Of course, the purpose of the dam is to generate electricity, not to impress tourists. But up to that point, the trip was a bit unspectacular.
The main attraction at that point was less the dam itself, but crossing over to Paraguay. (Although, similar to the transit area on my first visit in Argentina, I don't count that as being 'officially' in Paraguay. The dam is a sort-of neutral territory and as far as border control was concerned I never left Brazil and didn't go through the Paraguayan border post. But, geographically, I was in Paraguay now.)
After the next stop, the tour got a lot better.
The bus stopped at the lower level of the damn and we were having a tour of the inside of it.
And from up close, the size of it become more noticeable.
It still didn't translate well into pictures, but being there on-site, I felt dwarfed. (Which was the reason for going there - getting an impression that is hard to get by just looking at pictures.)

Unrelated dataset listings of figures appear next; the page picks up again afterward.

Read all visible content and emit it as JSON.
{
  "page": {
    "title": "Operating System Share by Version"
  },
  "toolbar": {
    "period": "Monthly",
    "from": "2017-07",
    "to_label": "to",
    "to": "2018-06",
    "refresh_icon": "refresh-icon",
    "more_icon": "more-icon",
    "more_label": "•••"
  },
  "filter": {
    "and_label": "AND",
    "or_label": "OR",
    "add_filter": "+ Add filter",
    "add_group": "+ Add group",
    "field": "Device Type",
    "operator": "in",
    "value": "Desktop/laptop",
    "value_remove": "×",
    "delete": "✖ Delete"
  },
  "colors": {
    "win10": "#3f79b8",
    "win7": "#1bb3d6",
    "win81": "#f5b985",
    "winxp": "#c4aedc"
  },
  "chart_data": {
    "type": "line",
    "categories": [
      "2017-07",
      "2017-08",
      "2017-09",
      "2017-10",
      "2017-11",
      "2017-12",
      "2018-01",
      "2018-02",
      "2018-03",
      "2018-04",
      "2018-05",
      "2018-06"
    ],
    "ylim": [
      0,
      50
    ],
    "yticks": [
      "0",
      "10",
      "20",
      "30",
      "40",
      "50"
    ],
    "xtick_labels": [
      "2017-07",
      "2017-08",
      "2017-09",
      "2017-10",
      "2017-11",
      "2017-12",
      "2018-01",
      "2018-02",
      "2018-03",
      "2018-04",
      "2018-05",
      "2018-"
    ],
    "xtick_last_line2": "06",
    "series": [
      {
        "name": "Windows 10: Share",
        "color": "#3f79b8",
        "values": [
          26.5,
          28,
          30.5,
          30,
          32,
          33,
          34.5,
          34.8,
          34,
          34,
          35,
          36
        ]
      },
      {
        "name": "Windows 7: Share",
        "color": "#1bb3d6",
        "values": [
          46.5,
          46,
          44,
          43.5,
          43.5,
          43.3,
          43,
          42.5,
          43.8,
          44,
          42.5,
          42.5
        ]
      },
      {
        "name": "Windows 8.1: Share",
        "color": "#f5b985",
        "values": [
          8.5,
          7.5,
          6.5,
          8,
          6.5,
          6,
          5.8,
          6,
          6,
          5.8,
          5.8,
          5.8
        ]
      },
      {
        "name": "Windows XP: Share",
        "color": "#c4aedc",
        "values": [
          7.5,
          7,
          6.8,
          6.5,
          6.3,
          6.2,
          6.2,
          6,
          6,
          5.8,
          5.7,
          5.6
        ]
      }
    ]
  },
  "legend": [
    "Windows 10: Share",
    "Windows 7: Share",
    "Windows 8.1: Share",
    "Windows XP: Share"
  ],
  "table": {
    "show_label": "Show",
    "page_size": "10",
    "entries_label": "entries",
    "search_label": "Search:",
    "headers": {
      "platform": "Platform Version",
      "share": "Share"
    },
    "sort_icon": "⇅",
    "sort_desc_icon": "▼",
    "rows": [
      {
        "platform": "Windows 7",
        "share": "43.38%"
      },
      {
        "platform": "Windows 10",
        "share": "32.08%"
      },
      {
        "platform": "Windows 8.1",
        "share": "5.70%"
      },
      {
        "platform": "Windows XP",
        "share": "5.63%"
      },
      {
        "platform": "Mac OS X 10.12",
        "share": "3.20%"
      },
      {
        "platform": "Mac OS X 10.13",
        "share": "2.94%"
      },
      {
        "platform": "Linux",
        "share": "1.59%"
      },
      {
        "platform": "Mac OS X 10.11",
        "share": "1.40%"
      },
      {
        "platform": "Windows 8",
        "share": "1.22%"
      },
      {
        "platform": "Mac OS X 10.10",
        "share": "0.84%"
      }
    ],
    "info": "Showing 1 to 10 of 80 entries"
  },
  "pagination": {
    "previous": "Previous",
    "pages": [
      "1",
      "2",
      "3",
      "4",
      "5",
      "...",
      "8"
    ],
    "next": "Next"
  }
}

This is the axis of one of the generators. It rotates about 1.5 times per second, so it's quick moving, buy still slow enough that you can see it rotate. It's somewhat hard to imagine that the generator below it produces more power than needed by the whole city and state of Sao Paulo.

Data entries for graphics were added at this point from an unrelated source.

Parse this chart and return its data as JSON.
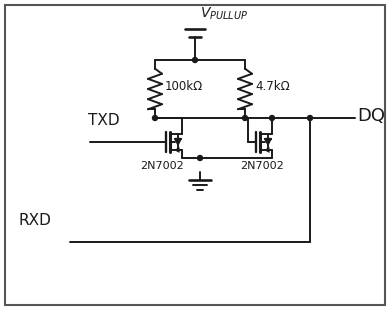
{
  "bg_color": "#ffffff",
  "line_color": "#1a1a1a",
  "text_color": "#1a1a1a",
  "figsize": [
    3.9,
    3.1
  ],
  "dpi": 100,
  "r1_label": "100kΩ",
  "r2_label": "4.7kΩ",
  "q1_label": "2N7002",
  "q2_label": "2N7002",
  "txd_label": "TXD",
  "rxd_label": "RXD",
  "dq_label": "DQ",
  "vpullup_label": "$V_{PULLUP}$"
}
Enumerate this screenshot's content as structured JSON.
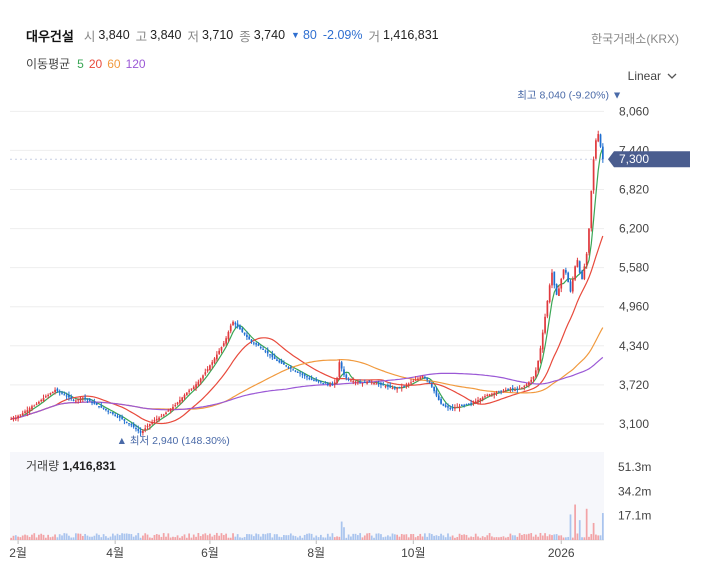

After visiting the power plant, it was time to get back to the hotel.
That was already my last evening in Iguaçu.
While the moon wasn't quite full moon anymore, it still looked nice that evening. (But I didn't go for a moon light walk anyway...)

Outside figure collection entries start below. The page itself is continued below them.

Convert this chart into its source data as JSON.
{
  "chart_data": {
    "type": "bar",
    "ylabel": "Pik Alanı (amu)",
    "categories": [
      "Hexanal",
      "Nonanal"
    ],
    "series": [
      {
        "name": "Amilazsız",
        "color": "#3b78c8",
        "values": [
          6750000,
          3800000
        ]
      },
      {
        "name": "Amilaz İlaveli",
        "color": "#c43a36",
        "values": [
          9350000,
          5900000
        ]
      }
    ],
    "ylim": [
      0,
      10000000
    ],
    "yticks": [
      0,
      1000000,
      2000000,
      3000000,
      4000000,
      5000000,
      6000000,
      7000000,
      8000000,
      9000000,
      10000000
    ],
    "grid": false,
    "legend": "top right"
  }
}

Next morning I did one last morning walk through the empty park, before the gates opened.
One more chance to look at the vultures, perching on a tree.
And some other small animals along the way.
Then it was back to the hotel and time for breakfast.
My onward flight was not until the afternoon, so after breakfast I had time for one more walk up the viewing trail and to enjoy the waterfalls.
There were clear skies again and I got to see a couple of nice rainbows on the way.
And I finally managed to see and photograph a toucan in the wild. (After three days of 'two out of three'. On the first day, while I was paddling, the guide photographed one in the wild, but I didn't see it. On the second day, on the Argentinian side, I did see one fly by, but didn't manage to take a picture. On the third day, I did see and photograph one, but it was in the aviary at the bird park.)
And then it was time to go and fly to Rio de Janeiro.
Between the individual tours, I spent a lot of time looking at the waterfalls. Usually I went down the trail in the morning, had another go during lunchtime, possibly an afternoon walk and then another walk after the park was closed.
And I took quite a few pictures during these walks, so here are some more of them.
I didn't go to Rio de Janeiro for sightseeing. I just went there because my flight home was leaving from Rio the next day, as I couldn't get any reliable connection on the same day. (In theory, there is a chance in getting a connecting flight via Rio, but the transfer time is so short, there's a good chance that I or my luggage would miss the flight. So I'd rather took a flight the following day than chance it.)
In Rio, I stayed at the airport hotel. This is conveniently located in the airport itself, but the location within the airport is somewhat inconvenient, so the rooms don't have any windows, so it feels a bit like spending the night in a bunker.
But at least I managed to get a glimpse of Mount Corcovado from the departure lounge of the airport, so while I haven't really seen Rio, at least I have seen its famous landmark.